The left-of-center Los Angeles Times agrees. In a 2018 editorial, it blasted the state’s “overly-permissive ballot collection law” as being “written without sufficient safeguards.” The Times concluded that “the law passed in 2106 does open the door to coercion and fraud and should be fixed or repealed.” It hasn’t been.

(5) Voters can cast a ballot at the “wrong” polling place.

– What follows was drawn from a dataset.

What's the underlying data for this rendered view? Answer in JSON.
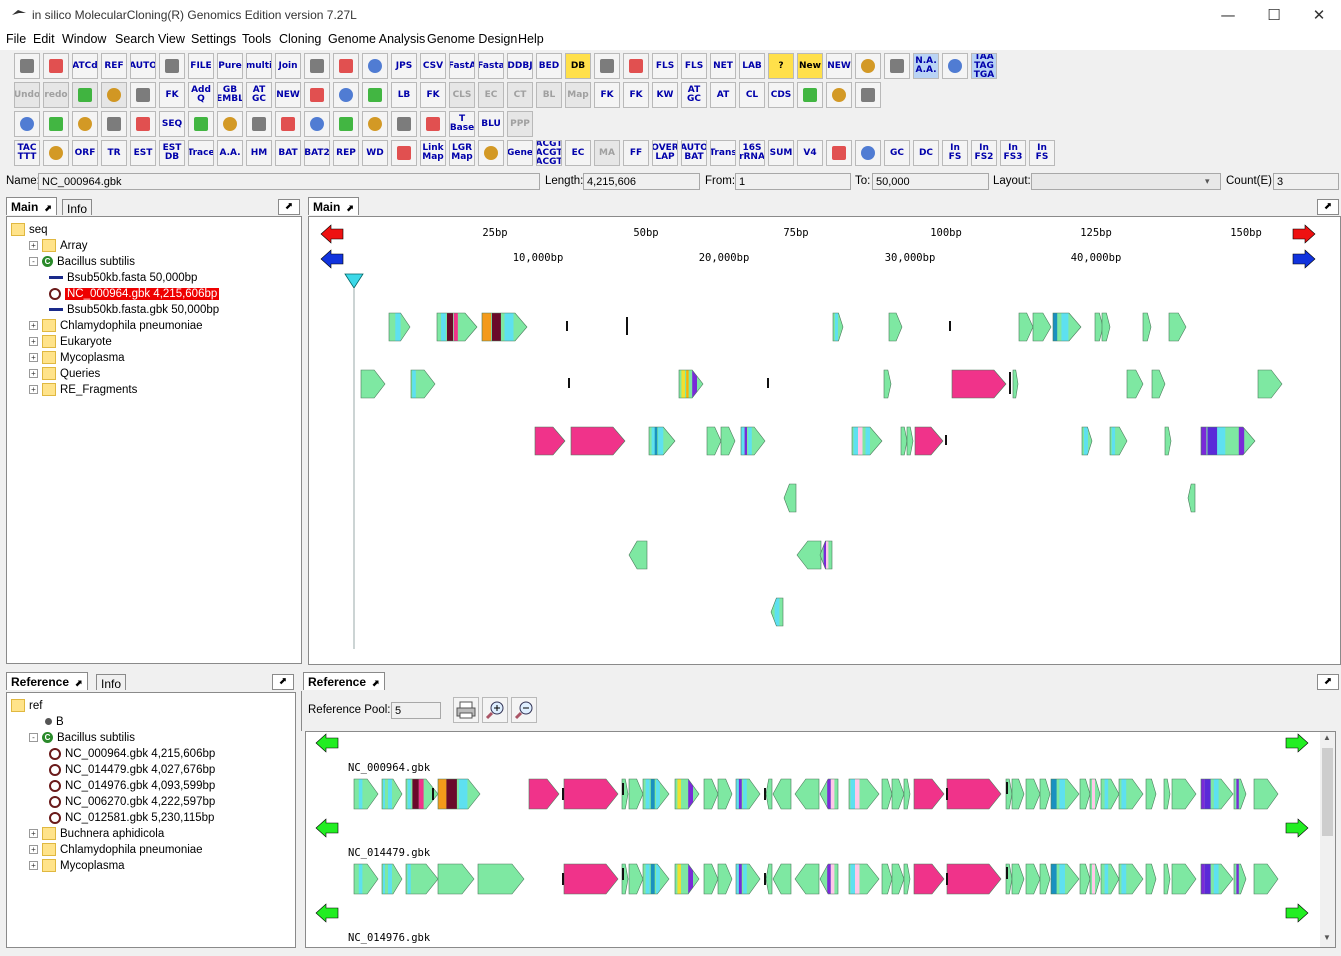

California allows provisional ballots, which are ballots cast that are reviewed separately after being placed in a special envelope. The reason for the review may be that some showed up in the wrong precinct or forgot that he had already voted by mail. The Federalist notes: “These ballots are then supposed to be checked against other rolls to make sure the person did not vote twice, but there are reasons to doubt the state’s ability to properly execute this.”

The Heritage Foundation’s Election Integrity Scorecard ranks California 49th in the nation in the soundness and simplicity of its laws, scoring only 30 out of a possible 100.

California is the only state in the nation where it’s illegal for officials to ask for people’s IDs when they vote.

Then there’s the state’s top-two “jungle” primary, which since 2012 has mandated that the top two finishers regardless of party go on to the general election. The Los Angeles Times admits that the promises of its supporters — that pragmatic candidates would prevail over partisans and there would be more competitive elections — have “failed to materialize.” Paul Mitchell, the state’s most prominent political data analyst, bluntly says: “The record doesn’t line up with what the advocates promised.”

There are also bizarre outcomes. In 2018, voters dissatisfied with the visibly fading 85-year-old Senator Dianne Feinstein had to choose between her and a radical Democrat in the November general election. This year, a solidly GOP state-senate district saw only two Democrats advance to the November runoff. Everyone else will be disenfranchised.

Let’s stipulate that California’s political rules are a mess and shouldn’t be emulated by any other state. Period.

John Fund is National Review’s national-affairs reporter and a fellow at the Committee to Unleash Prosperity.